Annette Garceau began her career in her native London, England as an apprentice to a court dressmaker. After World War II she was drafted to make costumes for London’s Old Vic Theatre and the Royal Shakespeare Company in Stratford-Upon-Avon. In 1953 she joined her theatrical colleagues, including director, Tyrone Guthrie, in Ontario, Canada, where they founded the Stratford Shakespeare Festival.
Ten years later, Guthrie asked her to accompany him to Minneapolis to begin a theatre that would become the flagship for the American regional theatre movement. She continued to make costumes at the Guthrie Theatre until she was 89 years old, and outlived all of the original founders.
A costumers job is to create a three-dimensional garment from a designer’s sketch. Draping, cutting, shaping, and sewing requires skill, as well as imagination and innovation. Annette’s expertise was renowned, and her techniques became the standard of excellence in top costume shops all over the country. Period costumes were made with precise attention to detail. Extensive research was done so that historical costumes looked remarkably like they could actually have been made in their own time. The inside of a costume was every bit as beautiful and well-made as the outside, even though it would never be seen.

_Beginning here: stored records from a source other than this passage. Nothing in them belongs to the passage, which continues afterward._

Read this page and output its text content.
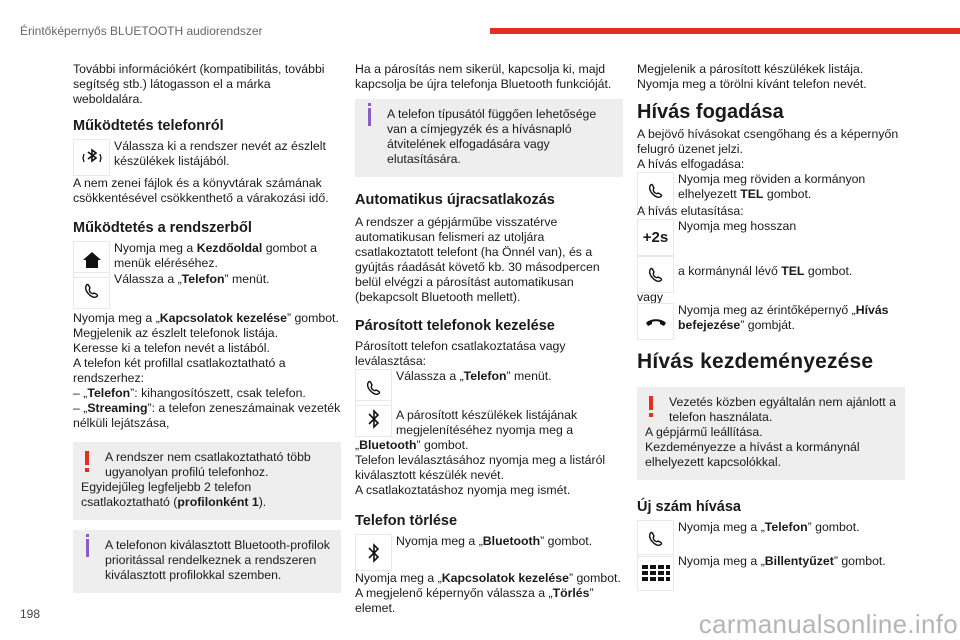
Érintőképernyős BLUETOOTH audiorendszer

További információkért (kompatibilitás, további segítség stb.) látogasson el a márka weboldalára.

Működtetés telefonról
Válassza ki a rendszer nevét az észlelt készülékek listájából.

A nem zenei fájlok és a könyvtárak számának csökkentésével csökkenthető a várakozási idő.

Működtetés a rendszerből
Nyomja meg a Kezdőoldal gombot a menük eléréséhez.
Válassza a „Telefon” menüt.

Nyomja meg a „Kapcsolatok kezelése” gombot.

Megjelenik az észlelt telefonok listája.

Keresse ki a telefon nevét a listából.

A telefon két profillal csatlakoztatható a rendszerhez:

– „Telefon”: kihangosítószett, csak telefon.

– „Streaming”: a telefon zeneszámainak vezeték nélküli lejátszása,

A rendszer nem csatlakoztatható több ugyanolyan profilú telefonhoz.

Egyidejűleg legfeljebb 2 telefon csatlakoztatható (profilonként 1).

A telefonon kiválasztott Bluetooth-profilok prioritással rendelkeznek a rendszeren kiválasztott profilokkal szemben.

Ha a párosítás nem sikerül, kapcsolja ki, majd kapcsolja be újra telefonja Bluetooth funkcióját.

A telefon típusától függően lehetősége van a címjegyzék és a hívásnapló átvitelének elfogadására vagy elutasítására.

Automatikus újracsatlakozás

A rendszer a gépjárműbe visszatérve automatikusan felismeri az utoljára csatlakoztatott telefont (ha Önnél van), és a gyújtás ráadását követő kb. 30 másodpercen belül elvégzi a párosítást automatikusan (bekapcsolt Bluetooth mellett).

Párosított telefonok kezelése

Párosított telefon csatlakoztatása vagy leválasztása:

Válassza a „Telefon” menüt.
A párosított készülékek listájának megjelenítéséhez nyomja meg a

„Bluetooth” gombot.

Telefon leválasztásához nyomja meg a listáról kiválasztott készülék nevét.

A csatlakoztatáshoz nyomja meg ismét.

Telefon törlése
Nyomja meg a „Bluetooth” gombot.

Nyomja meg a „Kapcsolatok kezelése” gombot.

A megjelenő képernyőn válassza a „Törlés” elemet.

Megjelenik a párosított készülékek listája. Nyomja meg a törölni kívánt telefon nevét.

Hívás fogadása

A bejövő hívásokat csengőhang és a képernyőn felugró üzenet jelzi.

A hívás elfogadása:

Nyomja meg röviden a kormányon elhelyezett TEL gombot.

A hívás elutasítása:

+2s
Nyomja meg hosszan
a kormánynál lévő TEL gombot.

vagy

Nyomja meg az érintőképernyő „Hívás befejezése” gombját.
Hívás kezdeményezése

Vezetés közben egyáltalán nem ajánlott a telefon használata.

A gépjármű leállítása.

Kezdeményezze a hívást a kormánynál elhelyezett kapcsolókkal.

Új szám hívása
Nyomja meg a „Telefon” gombot.
Nyomja meg a „Billentyűzet” gombot.
198	carmanualsonline.info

Annette was an imposing theatrical presence…elaborate make-up, including bright red lipstick and eyes heavily lined in black, with curls piled on top of her head…and a clipped British accent that seemed to punctuate the sternness of her demands. There were rules. Rules that I usually learned by making mistakes. Always use a thimble (it enables you to sew faster), only baste in certain colors (baste in red, you’re better off dead), never sew over a pin (time will be wasted if a sewing machine needle is broken.) Above all, never make the same mistake twice.
I absorbed everything, and thrived. I loved sewing tapes into Camille’s corsets…a 3/8″ binding that had to be stitched meticulously along each edge so that the “bones” would fit into them. (It was a job that most seamstresses dreaded.) Queen Elizabeth’s neck ruff was a masterpiece of complex architecture, and I eagerly participated in its creation. Enormous lengths of fabric were shaped into skirts with bustles, and layers of petticoats and undergarments were fabricated to hold them up. Characters came to life as the actors were fit into their costumes. It was both exhausting and exhilarating.
Ultimately, I moved to New York, where I worked at a costume shop founded by another Guthrie alum: Barbara Matera. Endless lengths of maribou feathers had to be stitched into Dreamgirls capes, and as I sewed, I learned about the world of Broadway.
When I finally became a costume designer, I kept a watchful eye on the construction of my costumes. I gave strict orders and maintained high standards…and gained the upmost respect of the costumers who brought my drawings to life. Annette Garceau taught me to sew with perfection, but she also instilled in me the feeling of absolute fulfillment that happens when you do your best work.
The reward of a thing well done is to have done it.